Distinguished Lecture: On learning in the presence of biased data and strategic behavior
Speaker: Avrim Blum, Toyota Technological Institute at Chicago
Abstract: In this talk I will discuss two lines of work involving learning in the presence of biased data and strategic behavior. In the first, we ask whether fairness constraints on learning algorithms can actually improve the accuracy of the classifier produced, when training data is unrepresentative or corrupted due to bias. Typically, fairness constraints are analyzed as a tradeoff with classical objectives such as accuracy. Our results here show there are natural scenarios where they can be a win-win, helping to improve overall accuracy. In the second line of work we consider strategic classification: settings where the entities being measured and classified wish to be classified as positive (e.g., college admissions) and will try to modify their observable features if possible to make that happen. We consider this in the online setting where a particular challenge is that updates made by the learning algorithm will change how the inputs behave as well.

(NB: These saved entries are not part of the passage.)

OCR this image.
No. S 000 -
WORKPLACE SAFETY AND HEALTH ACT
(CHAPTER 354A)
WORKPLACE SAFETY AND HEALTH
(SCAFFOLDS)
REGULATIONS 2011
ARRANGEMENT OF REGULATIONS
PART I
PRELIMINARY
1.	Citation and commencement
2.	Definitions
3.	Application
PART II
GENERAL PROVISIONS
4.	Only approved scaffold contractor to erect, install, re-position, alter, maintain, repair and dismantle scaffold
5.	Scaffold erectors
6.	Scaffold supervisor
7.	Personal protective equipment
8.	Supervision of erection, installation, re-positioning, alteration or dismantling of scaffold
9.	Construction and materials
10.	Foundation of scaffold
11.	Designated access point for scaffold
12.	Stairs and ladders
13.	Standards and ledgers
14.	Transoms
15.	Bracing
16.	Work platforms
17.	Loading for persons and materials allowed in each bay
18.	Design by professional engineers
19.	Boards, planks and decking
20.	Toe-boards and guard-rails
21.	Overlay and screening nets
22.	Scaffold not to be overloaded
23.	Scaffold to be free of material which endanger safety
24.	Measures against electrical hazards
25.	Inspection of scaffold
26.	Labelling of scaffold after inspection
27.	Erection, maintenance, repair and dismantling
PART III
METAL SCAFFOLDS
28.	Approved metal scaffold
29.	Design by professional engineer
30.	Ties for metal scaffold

Bio: Avrim Blum was a professor of computer science at Carnegie Mellon University from 1991 to 2017. In 2017, he joined Toyota Technological Institute at Chicago as professor and Chief Academic Officer. In 2007, he was made a Fellow of the ACM for contributions to learning theory and algorithms. His main work has been in the area of theoretical computer science, with particular activity in the fields of machine learning, computational learning theory, algorithmic game theory, database privacy, and algorithms.